The “Rogue One” character is a droid, K-2SO.
“Without giving away too many spoilers, K-2SO is part of the Rebellion freedom fighter group that are tasked with stealing the plans to the first Death Star, the infamous moon-sized battle station from the original Star Wars movie,” he said.
“Some robotics engineers and researchers are working on exactly this and have started to develop the algorithms that will enable autonomous military robots to be ethical. They propose that robots may be able to be protect civilians better than human soldiers,” he said.
“But all of this assumes that the human creators of the robots are acting ethically and want the robots to also be ethical,” he warned.
“What happens if a future autonomous soldier robot is tasked with doing something that it decides goes against its code of ethics? Will it just say ‘no,’ or will it conclude that the most appropriate action is to turn on its owner? Would it defect to the other side? How would loyalty be built into an autonomous robot and how would the robot’s creator ensure that it could be trusted to not switch sides?”
See a trailer for “Rogue One”:
The KurzweilAI site was launched by Ray Kurzweil, a pioneer and advocate for artificial intelligence who has been described by the Wall Street Journal as “the restless genius.”
His biography says he was the principal inventor of the “first CCD flatbed scanner, the first omni-font optical character recognition, the first print-to-speech reading machine for the blind, the first text-to-speech synthesizer, the first music synthesizer capable of recreating the grand piano and other orchestral instruments, and the first commercially marketed large-vocabulary speech recognition.”

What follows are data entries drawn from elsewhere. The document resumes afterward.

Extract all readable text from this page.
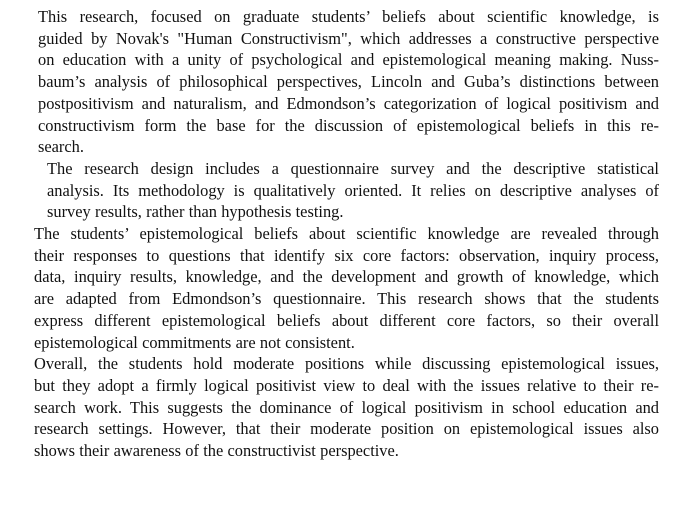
This research, focused on graduate students’ beliefs about scientific knowledge, is
guided by Novak's "Human Constructivism", which addresses a constructive perspective
on education with a unity of psychological and epistemological meaning making. Nuss-
baum’s analysis of philosophical perspectives, Lincoln and Guba’s distinctions between
postpositivism and naturalism, and Edmondson’s categorization of logical positivism and
constructivism form the base for the discussion of epistemological beliefs in this re-
search.
The research design includes a questionnaire survey and the descriptive statistical
analysis. Its methodology is qualitatively oriented. It relies on descriptive analyses of
survey results, rather than hypothesis testing.
The students’ epistemological beliefs about scientific knowledge are revealed through
their responses to questions that identify six core factors: observation, inquiry process,
data, inquiry results, knowledge, and the development and growth of knowledge, which
are adapted from Edmondson’s questionnaire. This research shows that the students
express different epistemological beliefs about different core factors, so their overall
epistemological commitments are not consistent.
Overall, the students hold moderate positions while discussing epistemological issues,
but they adopt a firmly logical positivist view to deal with the issues relative to their re-
search work. This suggests the dominance of logical positivism in school education and
research settings. However, that their moderate position on epistemological issues also
shows their awareness of the constructivist perspective.
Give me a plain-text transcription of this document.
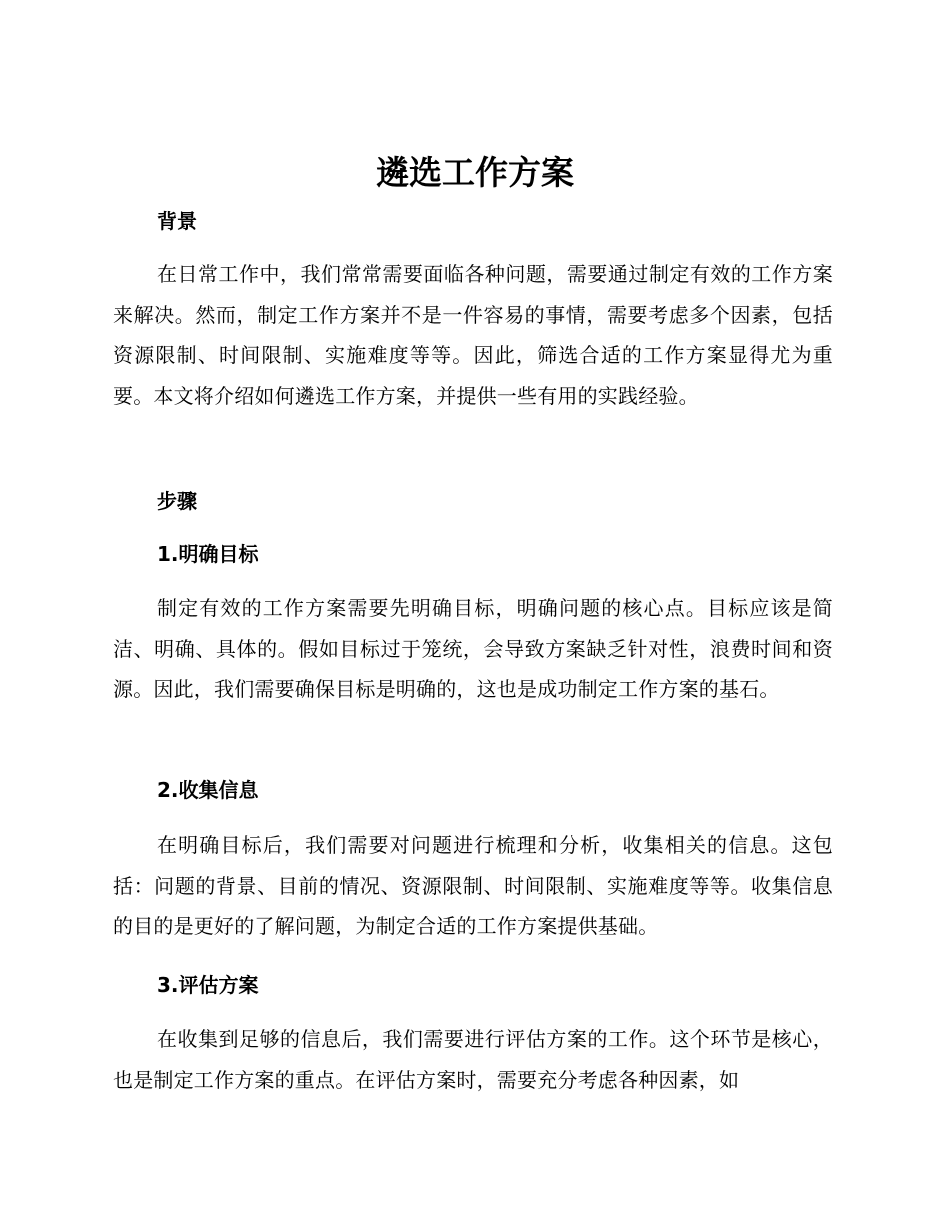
遴选工作方案
背景
在日常工作中，我们常常需要面临各种问题，需要通过制定有效的工作方案来解决。然而，制定工作方案并不是一件容易的事情，需要考虑多个因素，包括资源限制、时间限制、实施难度等等。因此，筛选合适的工作方案显得尤为重要。本文将介绍如何遴选工作方案，并提供一些有用的实践经验。
步骤
1.明确目标
制定有效的工作方案需要先明确目标，明确问题的核心点。目标应该是简洁、明确、具体的。假如目标过于笼统，会导致方案缺乏针对性，浪费时间和资源。因此，我们需要确保目标是明确的，这也是成功制定工作方案的基石。
2.收集信息
在明确目标后，我们需要对问题进行梳理和分析，收集相关的信息。这包括：问题的背景、目前的情况、资源限制、时间限制、实施难度等等。收集信息的目的是更好的了解问题，为制定合适的工作方案提供基础。
3.评估方案
在收集到足够的信息后，我们需要进行评估方案的工作。这个环节是核心，也是制定工作方案的重点。在评估方案时，需要充分考虑各种因素，如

He’s been honored with a number of technology awards and in 2002 was inducted in the National Inventors Hall of Fame.
He now works for Google.
Roberts suggests there will be many reports coming on “trusted autonomy” for technology and said, “‘Rogue One: A Star Wars Story’ may be set a long time ago in a galaxy far, far away, but its plot lines are actually based in our reality.”
He continued: “Dealing with states that build frightening new weapons, stealing plans to those weapons, and then fighting back with robots is not science fiction. And it may be that soon we see those fighting robots turn on their creators.”
He pointed out that neither having robots switch sides (as in the “Terminator”) nor having soldiers defect (as in Gen. Benedict Arnold) is new.
“In the 21st century, we have seen the development of remotely controlled systems for reconnaissance, surveillance and the delivery of weapons to targets. Such systems are likely to be very important in the future of defense capabilities,” he continued, “As this equipment does not require a person on board, it means that human defectors or spies are no longer required to deliver this robotic hardware to the opposition.”
He said there already is a “Campaign to Stop Killer Robots” to warn the public, which advocates that a human should be responsible for making a final decision before a weapon is launched.
“The International Committee of the Red Cross has pointed out that the so-called ‘rules of war’ must be coded into autonomous military robots of the future,” he wrote.
The Red Cross video warning from 2014:
It explains the basics of international humanitarian law.
“Because some weapons and methods of warfare don’t distinguish between fighters and civilians, limits on their use have been agreed. In the future, wars may be fought with fully autonomous robots. But will such robots ever have the ability to distinguish between a military target and someone who must never be attacked? No matter how sophisticated weapons become it is essential that they are in line with the rules of war.”